The group resolved to strengthen the Ghana Alcohol Policy Alliance (GhanAPA), submit proposals on the Draft Alcohol Regulations (Legislative Instrument), monitor and report on alcohol industry activities, engage government officials, conduct and compile research for use in advocacy, and raise public awareness.

Contribution by VALD. VALD was among the key stakeholders that developed the National Alcohol Policy of Ghana (launched in March, 2017) and that it is currently involved in the process of developing a Legislative Instrument on Alcohol. It is also a member of the NCD Alliance Advocacy Institute Seed Programme.

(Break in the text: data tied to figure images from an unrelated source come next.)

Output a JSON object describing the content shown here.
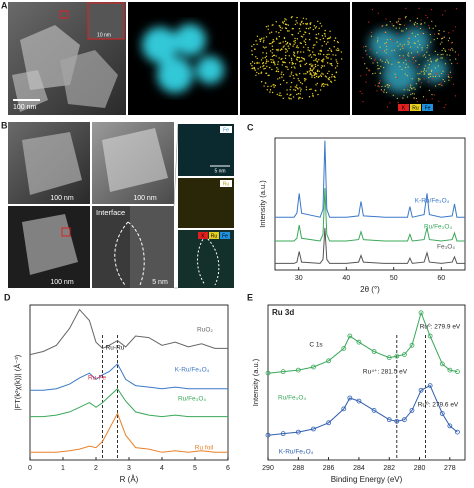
{
  "figure": {
    "panels": [
      "A",
      "B",
      "C",
      "D",
      "E"
    ]
  },
  "images": {
    "a_scale": "100 nm",
    "a_inset_scale": "10 nm",
    "a_legend": [
      "K",
      "Ru",
      "Fe"
    ],
    "a_legend_colors": [
      "#e02020",
      "#e8d020",
      "#2090e0"
    ],
    "b_scales": [
      "100 nm",
      "100 nm",
      "100 nm",
      "5 nm"
    ],
    "b_interface": "Interface",
    "b_map_labels": [
      "Fe",
      "Ru"
    ],
    "b_map_scale": "5 nm",
    "b_merged_legend": [
      "K",
      "Ru",
      "Fe"
    ]
  },
  "chart_data": [
    {
      "type": "line",
      "xlabel": "2θ (°)",
      "ylabel": "Intensity (a.u.)",
      "xlim": [
        25,
        65
      ],
      "xticks": [
        30,
        40,
        50,
        60
      ],
      "ylim": [
        0,
        100
      ],
      "x": [
        25,
        29,
        29.6,
        30.1,
        30.6,
        34.5,
        35.1,
        35.5,
        35.9,
        36.5,
        40,
        42.6,
        43.1,
        43.6,
        48,
        52.9,
        53.4,
        53.9,
        56.4,
        57,
        57.5,
        60,
        62.3,
        62.8,
        63.3,
        65
      ],
      "series": [
        {
          "name": "K-Ru/Fe₃O₄",
          "color": "#3a78c8",
          "values": [
            40,
            40,
            43,
            58,
            43,
            40,
            46,
            98,
            46,
            40,
            40,
            41,
            52,
            41,
            40,
            40,
            48,
            40,
            42,
            58,
            42,
            40,
            41,
            50,
            40,
            40
          ]
        },
        {
          "name": "Ru/Fe₃O₄",
          "color": "#3aa85a",
          "values": [
            22,
            22,
            24,
            34,
            24,
            22,
            27,
            62,
            27,
            22,
            22,
            23,
            29,
            23,
            22,
            22,
            27,
            22,
            23,
            32,
            23,
            22,
            23,
            28,
            22,
            22
          ]
        },
        {
          "name": "Fe₃O₄",
          "color": "#555555",
          "values": [
            5,
            5,
            6,
            14,
            6,
            5,
            8,
            32,
            8,
            5,
            5,
            6,
            11,
            6,
            5,
            5,
            9,
            5,
            6,
            13,
            6,
            5,
            6,
            10,
            5,
            5
          ]
        }
      ]
    },
    {
      "type": "line",
      "xlabel": "R (Å)",
      "ylabel": "|FT(k²χ(k))| (Å⁻³)",
      "xlim": [
        0,
        6
      ],
      "xticks": [
        0,
        1,
        2,
        3,
        4,
        5,
        6
      ],
      "ylim": [
        0,
        100
      ],
      "x": [
        0,
        0.4,
        0.8,
        1.2,
        1.5,
        1.8,
        2.0,
        2.2,
        2.4,
        2.65,
        2.9,
        3.2,
        3.6,
        4.0,
        4.4,
        4.8,
        5.2,
        5.6,
        6.0
      ],
      "vlines": [
        2.2,
        2.65
      ],
      "annotations": [
        {
          "text": "Ru-Ru",
          "color": "#222222"
        },
        {
          "text": "Ru-Fe",
          "color": "#e0203a"
        }
      ],
      "series": [
        {
          "name": "RuO₂",
          "color": "#666666",
          "values": [
            68,
            70,
            74,
            85,
            97,
            90,
            76,
            72,
            74,
            77,
            73,
            80,
            79,
            74,
            76,
            73,
            75,
            72,
            72
          ]
        },
        {
          "name": "K-Ru/Fe₃O₄",
          "color": "#3a78c8",
          "values": [
            45,
            45,
            46,
            49,
            53,
            56,
            52,
            55,
            57,
            62,
            52,
            48,
            47,
            46,
            47,
            46,
            46,
            46,
            46
          ]
        },
        {
          "name": "Ru/Fe₃O₄",
          "color": "#3aa85a",
          "values": [
            28,
            28,
            29,
            31,
            34,
            37,
            34,
            37,
            41,
            46,
            38,
            31,
            29,
            28,
            29,
            28,
            28,
            28,
            28
          ]
        },
        {
          "name": "Ru foil",
          "color": "#e8802a",
          "values": [
            5,
            5,
            5,
            6,
            7,
            9,
            8,
            12,
            20,
            30,
            16,
            8,
            7,
            5,
            6,
            5,
            6,
            5,
            5
          ]
        }
      ]
    },
    {
      "type": "line",
      "title": "Ru 3d",
      "xlabel": "Binding Energy (eV)",
      "ylabel": "Intensity (a.u.)",
      "xlim": [
        290,
        277
      ],
      "xticks": [
        290,
        288,
        286,
        284,
        282,
        280,
        278
      ],
      "ylim": [
        0,
        100
      ],
      "markers": true,
      "x": [
        290,
        289,
        288,
        287,
        286,
        285,
        284.6,
        284,
        283,
        282,
        281.5,
        281,
        280.5,
        279.9,
        279.3,
        278.5,
        278,
        277.5
      ],
      "vlines": [
        281.5,
        279.6
      ],
      "annotations": [
        {
          "text": "C 1s",
          "color": "#222222"
        },
        {
          "text": "Ru⁴⁺: 281.5 eV",
          "color": "#222222"
        },
        {
          "text": "Ru⁰: 279.9 eV",
          "color": "#222222"
        },
        {
          "text": "Ru⁰: 279.6 eV",
          "color": "#222222"
        }
      ],
      "series": [
        {
          "name": "Ru/Fe₃O₄",
          "color": "#3aa85a",
          "values": [
            56,
            57,
            58,
            60,
            64,
            72,
            80,
            76,
            70,
            66,
            67,
            68,
            74,
            95,
            80,
            62,
            58,
            57
          ]
        },
        {
          "name": "K-Ru/Fe₃O₄",
          "color": "#2f5fb0",
          "values": [
            16,
            17,
            18,
            20,
            24,
            33,
            40,
            38,
            32,
            26,
            25,
            26,
            32,
            45,
            48,
            30,
            22,
            18
          ]
        }
      ]
    }
  ]
}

Participating organizations included: Planned Parenthood Association of Ghana; Women and Children Health Advocacy Group; Ghana News Agency; Media Alliance in Tobacco Control; Action for Integrated Development; Office of the National Chief Imam; Ghana Muslim Mission; Institute of Leadership and Development; Federation of Youth Club; Hope for Future Generation; Baraka Policy Institute; Community Health Support Team; Christian Council of Ghana; Ghana Organization on Foetal Alcohol Syndrome; Defense Against AIDS, Poverty and Underdevelopment; and the Foundation for Future Christian Workers International.